Ich hat 8 jahre in Deustchland gewohnen. Warum spreche ich Deutsch nicht? Scheiße!!!


This blog is a space where I've given myself permission to express my thoughts as they come to me without the pressure to clean them up, or translate them for anyone's benefit; just my naked thinking showing up as text on screen. Sometimes it's funny, sometimes poignant, sometimes absurd; kinda like me.

Three things you need to keep in mind as you read my posts:

1.) I have extremely sexy eyebrows.
2.) I didn't handpick all of those videos to the right. I love Adam Curtis, and this was my YouTube compromise.
3.) I like semicolons; I think they're fun!

Monday, August 4, 2008

Whats The Sound of Middle-Class?

OMG! Really!?!

Really, lady? Really?

I'm on the plane. I just boarded, and I'm on my way home. It's late. I'm tired. And, I have all of my sleeping supplies in place.

Travel pillow? -check-
Hoodie? -check-
Skull cap that covers my eyes? -check-
Window seat with a wall to sleep on? -And...check!-

Just as I start to slip off into the world of regenerative sleep I hear it, the sound of middle class.

What does middle-class sound like?

I suppose that it could sound like lots of things, but right now there is a little white boy sitting next to me, maybe 3 years old. No big whoop. I can sleep next to little white boys.

But! Who's that on the other side of him? Oh! It's his mother!
And, what's in her hand rousing me from my slumber? Awwww... It's a Clifford the Big Red Dog book! How cute is that? Honestly, not very.

It's late I'm tired, and she's got the reading light on with a fucking children's book in her hands.

She's reading books to her son, and I swear to Christ that she sounds just like that curly-haired white lady who used be the voice for Lamb Chop on Saturday mornings!

All of the light and "fun" intonations and inflections of a mother reading to her child are sitting next to me. Now she's reading a Dora the Explorer book with full-on Anglo accents for all of the Spanish words. AND!!! Pausing for her son to answer the questions.

She's got a great voice for reading to kids or a Saturday morning cartoon character. She would be phenomenal! At 9:00 at night, however, when I all I want is to go to sleep... I just want to roll over on my side, kick her in the throat, and then roll back to go to sleep.

It's not Saturday morning. I'm not watching cartoons. Lady, kindly shut the fuck up. Please and thank you.
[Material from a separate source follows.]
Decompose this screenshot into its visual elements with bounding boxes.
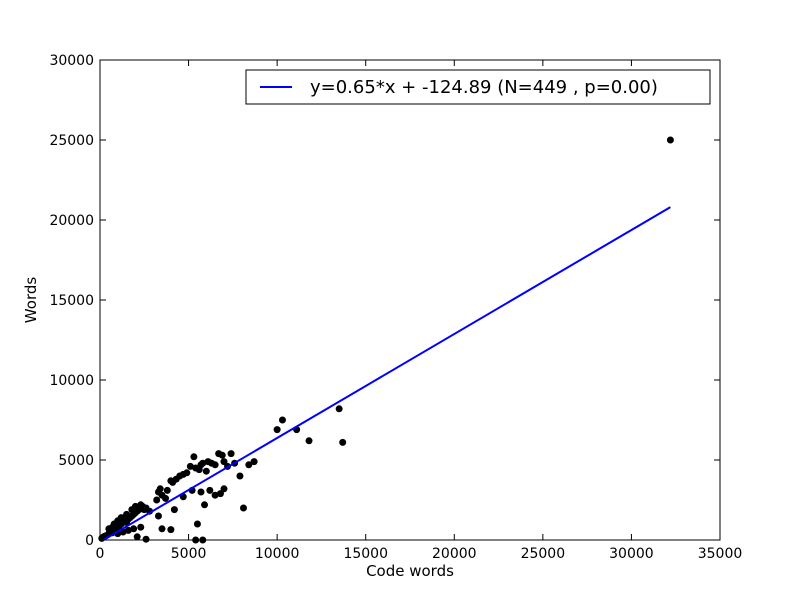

I've never thought about the sound of middle-class before. But, there it is, being emitted from her larynx.

It's that white woman high-pitched sing-songy shit. Why do they talk like that to their kids? Really.

Lots of high-pitched exaggerated tone whispers. I don't give a shit what you do in the privacy of your own home; honestly, I don't. Hell, I don't care what you do at the park, or the zoo, or the bring your mom to school so she can tell us what she does for a living day. Couldn't give a shit.

But, sitting next to me on a flight when I'm all decked out to go to sleep (I even brought sleeping supplies!) Kindly shut the fuck up. I mean he's 3! Shouldn't he be reading to himself by now!?!?!? Give him a coloring book, a PSP, teach him to make shadow puppets, play sign-language games, killer wink... Just shut the fuck up!